C’è stata un’importante novità nella vicenda di Giulio Regeni, scomparso il 25 gennaio 2016 in Egitto. Il processo per l’omicidio di Giulio Regeni, in cui sono imputati Tariq Sabir, Athar Kamel Mohamed Ibrahim, Uhsam Helmi, Magdi Ibrahim Abedal Sharif, tutti appartenenti ai servizi segreti egiziani, potrà andare avanti. Lo ha stabilito la Corte costituzionale, che ha esaminato la questione di legittimità sollevata dal Gip del Tribunale di Roma in relazione alla celebrazione del processo per il sequestro e l’omicidio del ricercatore.
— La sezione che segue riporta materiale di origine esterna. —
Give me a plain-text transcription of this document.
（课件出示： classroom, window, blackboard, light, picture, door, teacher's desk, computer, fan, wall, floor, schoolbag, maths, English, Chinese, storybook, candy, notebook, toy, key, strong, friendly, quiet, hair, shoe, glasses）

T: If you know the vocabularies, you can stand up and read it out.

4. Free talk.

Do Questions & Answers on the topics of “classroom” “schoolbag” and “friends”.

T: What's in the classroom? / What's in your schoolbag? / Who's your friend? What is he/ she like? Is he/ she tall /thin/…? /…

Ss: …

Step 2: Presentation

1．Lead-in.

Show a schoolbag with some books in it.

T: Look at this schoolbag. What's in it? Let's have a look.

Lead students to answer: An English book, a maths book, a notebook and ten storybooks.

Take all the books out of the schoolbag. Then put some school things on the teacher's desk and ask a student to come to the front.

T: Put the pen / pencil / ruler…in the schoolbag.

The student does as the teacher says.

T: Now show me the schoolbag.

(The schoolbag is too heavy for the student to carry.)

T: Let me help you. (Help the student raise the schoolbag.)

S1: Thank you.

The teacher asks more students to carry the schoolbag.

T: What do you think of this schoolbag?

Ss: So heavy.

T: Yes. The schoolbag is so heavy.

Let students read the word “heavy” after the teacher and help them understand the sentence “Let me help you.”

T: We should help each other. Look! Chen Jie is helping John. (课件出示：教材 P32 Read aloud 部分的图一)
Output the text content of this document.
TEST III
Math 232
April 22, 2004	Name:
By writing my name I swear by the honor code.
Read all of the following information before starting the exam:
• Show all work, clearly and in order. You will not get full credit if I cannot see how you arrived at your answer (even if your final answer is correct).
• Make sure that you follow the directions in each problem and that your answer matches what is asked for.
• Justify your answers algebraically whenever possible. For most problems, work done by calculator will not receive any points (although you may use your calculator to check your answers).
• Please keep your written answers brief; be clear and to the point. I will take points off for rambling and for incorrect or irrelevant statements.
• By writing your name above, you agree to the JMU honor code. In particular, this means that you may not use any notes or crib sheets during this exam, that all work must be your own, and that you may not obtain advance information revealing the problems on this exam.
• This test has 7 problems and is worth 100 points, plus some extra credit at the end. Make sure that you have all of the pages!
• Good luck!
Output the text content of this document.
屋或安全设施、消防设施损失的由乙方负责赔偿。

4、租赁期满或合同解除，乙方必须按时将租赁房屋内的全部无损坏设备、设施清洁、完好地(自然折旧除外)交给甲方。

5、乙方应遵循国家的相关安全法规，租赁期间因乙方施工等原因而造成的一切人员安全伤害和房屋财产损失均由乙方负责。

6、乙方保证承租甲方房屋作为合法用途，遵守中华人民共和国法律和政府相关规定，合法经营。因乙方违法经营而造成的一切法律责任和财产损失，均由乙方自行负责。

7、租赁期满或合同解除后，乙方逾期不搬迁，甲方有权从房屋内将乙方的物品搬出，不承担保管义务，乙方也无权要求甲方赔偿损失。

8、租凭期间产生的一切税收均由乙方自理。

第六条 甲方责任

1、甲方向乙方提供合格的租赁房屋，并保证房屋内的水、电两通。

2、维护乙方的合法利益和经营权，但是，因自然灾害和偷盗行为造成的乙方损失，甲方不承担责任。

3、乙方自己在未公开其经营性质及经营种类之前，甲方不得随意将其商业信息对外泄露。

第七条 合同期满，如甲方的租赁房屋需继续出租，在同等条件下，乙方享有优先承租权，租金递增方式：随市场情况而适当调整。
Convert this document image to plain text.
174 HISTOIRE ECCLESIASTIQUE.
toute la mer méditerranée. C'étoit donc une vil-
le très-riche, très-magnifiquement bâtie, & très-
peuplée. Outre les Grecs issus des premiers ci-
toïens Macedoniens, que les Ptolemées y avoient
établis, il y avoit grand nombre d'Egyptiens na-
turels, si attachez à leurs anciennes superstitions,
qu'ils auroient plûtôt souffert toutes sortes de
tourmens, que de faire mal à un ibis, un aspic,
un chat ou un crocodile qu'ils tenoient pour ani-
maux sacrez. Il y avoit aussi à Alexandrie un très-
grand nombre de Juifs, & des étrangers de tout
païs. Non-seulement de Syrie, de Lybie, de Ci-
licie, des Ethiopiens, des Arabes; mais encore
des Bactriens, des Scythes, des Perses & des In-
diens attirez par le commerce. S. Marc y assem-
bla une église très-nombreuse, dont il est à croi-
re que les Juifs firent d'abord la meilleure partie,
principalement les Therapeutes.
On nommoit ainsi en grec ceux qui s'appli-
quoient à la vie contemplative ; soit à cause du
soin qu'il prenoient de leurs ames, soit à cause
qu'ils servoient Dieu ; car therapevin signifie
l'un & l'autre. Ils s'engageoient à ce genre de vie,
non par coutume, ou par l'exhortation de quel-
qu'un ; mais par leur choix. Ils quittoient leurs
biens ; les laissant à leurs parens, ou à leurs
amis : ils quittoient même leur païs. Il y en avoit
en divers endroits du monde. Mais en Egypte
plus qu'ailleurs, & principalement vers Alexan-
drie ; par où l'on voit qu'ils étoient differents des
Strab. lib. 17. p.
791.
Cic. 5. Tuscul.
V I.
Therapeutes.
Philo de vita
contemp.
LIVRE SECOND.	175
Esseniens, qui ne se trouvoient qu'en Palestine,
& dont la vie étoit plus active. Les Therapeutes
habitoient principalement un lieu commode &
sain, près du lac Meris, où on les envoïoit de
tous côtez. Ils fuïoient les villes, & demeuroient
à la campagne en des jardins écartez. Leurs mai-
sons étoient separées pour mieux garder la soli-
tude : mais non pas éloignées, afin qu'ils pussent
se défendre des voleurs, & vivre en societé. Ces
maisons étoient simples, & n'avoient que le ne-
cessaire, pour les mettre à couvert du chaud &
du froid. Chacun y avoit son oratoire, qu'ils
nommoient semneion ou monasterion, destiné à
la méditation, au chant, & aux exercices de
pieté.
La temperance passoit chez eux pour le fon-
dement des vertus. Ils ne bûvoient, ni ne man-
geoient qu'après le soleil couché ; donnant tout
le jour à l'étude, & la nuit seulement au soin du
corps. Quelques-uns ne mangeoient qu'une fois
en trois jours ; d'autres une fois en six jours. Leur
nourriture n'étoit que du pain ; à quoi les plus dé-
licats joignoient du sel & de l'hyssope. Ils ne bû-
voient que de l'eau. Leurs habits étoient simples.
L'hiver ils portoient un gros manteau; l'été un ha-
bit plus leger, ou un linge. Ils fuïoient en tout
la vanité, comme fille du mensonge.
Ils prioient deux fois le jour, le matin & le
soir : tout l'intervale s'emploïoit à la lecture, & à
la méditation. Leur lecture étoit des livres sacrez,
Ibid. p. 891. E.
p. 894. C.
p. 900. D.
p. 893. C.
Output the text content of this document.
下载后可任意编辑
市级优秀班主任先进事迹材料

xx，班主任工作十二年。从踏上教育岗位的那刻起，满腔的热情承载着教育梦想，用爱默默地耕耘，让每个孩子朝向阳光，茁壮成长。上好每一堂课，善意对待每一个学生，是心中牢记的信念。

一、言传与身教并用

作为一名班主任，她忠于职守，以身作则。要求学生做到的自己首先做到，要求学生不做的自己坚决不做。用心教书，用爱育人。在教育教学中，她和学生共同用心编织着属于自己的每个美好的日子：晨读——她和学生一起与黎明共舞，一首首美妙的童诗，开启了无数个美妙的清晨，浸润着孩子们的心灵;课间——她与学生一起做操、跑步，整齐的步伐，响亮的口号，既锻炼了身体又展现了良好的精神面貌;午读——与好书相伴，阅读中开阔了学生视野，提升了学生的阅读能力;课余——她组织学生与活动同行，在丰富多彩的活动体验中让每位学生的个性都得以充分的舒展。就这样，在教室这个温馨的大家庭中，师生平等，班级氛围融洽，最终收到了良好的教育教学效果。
La famiglia del giovane ricercatore ha dichiarato: “Avevamo ragione, ripugnava il ‘no’ al processo”.
In attesa che i Giudici depositino le motivazioni della sentenza, la Consulta precisa che “la Corte ha dichiarato l’illegittimità costituzionale dell’art. 420-bis, comma 3, del codice di procedura penale, nella parte in cui non prevede che il giudice procede in assenza per i delitti commessi mediante gli atti di tortura definiti dall’art. 1, comma 1, della Convenzione di New York contro la tortura, quando, a causa della mancata assistenza dello Stato di appartenenza dell’imputato, è impossibile avere la prova che quest’ultimo, pur consapevole del procedimento, sia stato messo a conoscenza della pendenza del processo, fatto salvo il diritto dell’imputato stesso a un nuovo processo in presenza per il riesame del merito della causa”.
Il 25 gennaio 2016, il mondo venne sconvolto dalla tragica notizia della scomparsa di Giulio Regeni, un giovane ricercatore italiano di 28 anni, a Il Cairo, Egitto. L’evento avrebbe successivamente scatenato un lungo e complicato mistero che ancora oggi non è stato completamente risolto. Giulio Regeni era un dottorando all’Università di Cambridge, appassionato di diritti umani e con uno spiccato interesse per l’Egitto. Era nel paese nordafricano per condurre ricerche sulla sindacalizzazione indipendente, un argomento sensibile in un’Egitto in cui il regime del presidente Abdel Fattah al-Sisi era noto per la sua repressione delle libertà civili.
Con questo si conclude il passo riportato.